Empuñó con decisión una gran cuchara que estaba inmersa en la sopera llena de salsa verde y se llenó vigorosamente su plato; acabada la sopa no dejó por probar ninguno de los otros platos, rata, aletas de tiburón, perro, saltamontes, castañas de agua, y todo ello acompañado de abundantes tragos de sham-shu, fortísimo licor extraído del mijo.

En menos de veinte minutos aquel nuevo Gargantúa había dado buena cuenta de todo ello, rebañando delicadamente todos los platos con su poco delicada lengua.

—Yo creo que un cocodrilo no hubiera hecho más —dijo candorosamente, al ver que ya no quedaba nada que llevarse a la boca—. A decir verdad, todas estas cosas eran realmente excelentes.

La noche la pasaron alegremente, con unas tazas de té florido y fumando.

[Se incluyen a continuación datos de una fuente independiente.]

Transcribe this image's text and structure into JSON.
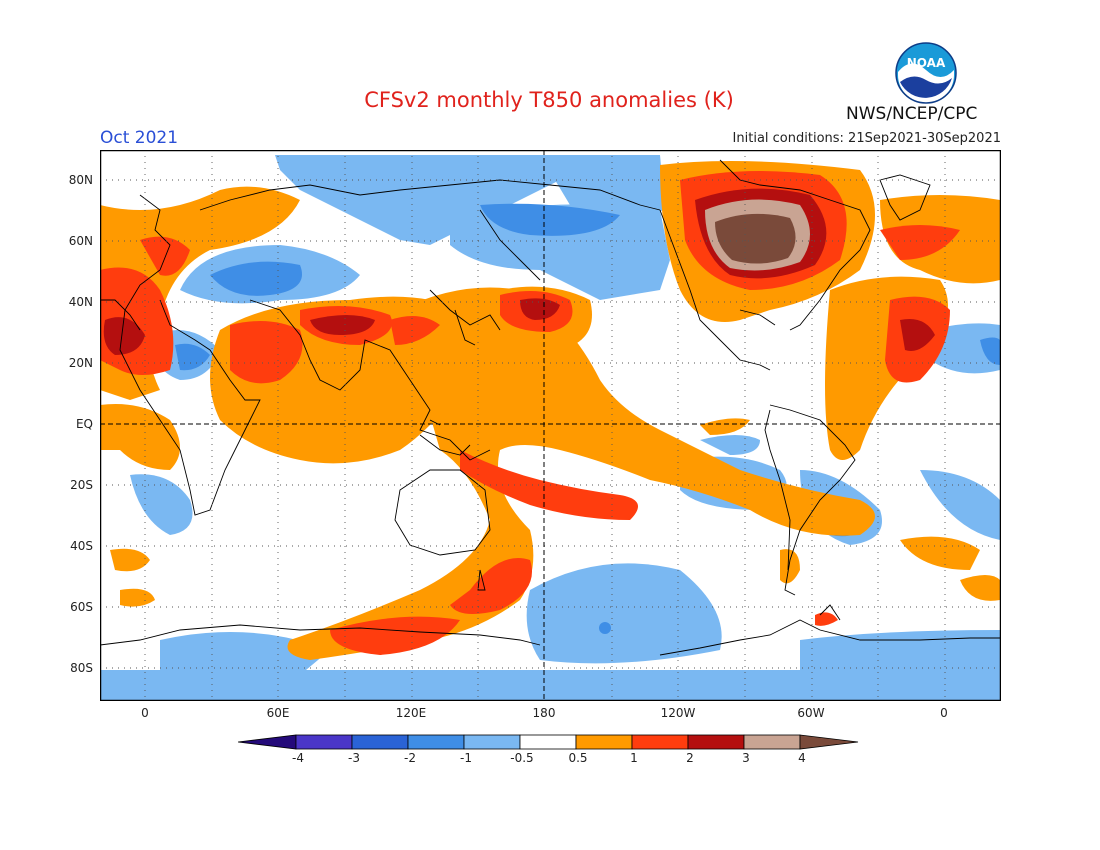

A las diez se retiraron a la habitación que les habían asignado, mientras los barqueros volvían al junco. Después de inspeccionar las paredes para asegurar se de que no había ninguna puerta secreta, atrancaron la de entrada para prevenir cualquier sorpresa y se tendieron en las camas hechas de bambú trenzado y con un tchu-ju-jen, almohada de finísimas cañas verdes que mantiene un frescor muy agradable.

Pocos minutos después roncaban con tal fuerza que hacían temblar las paredes de la habitación.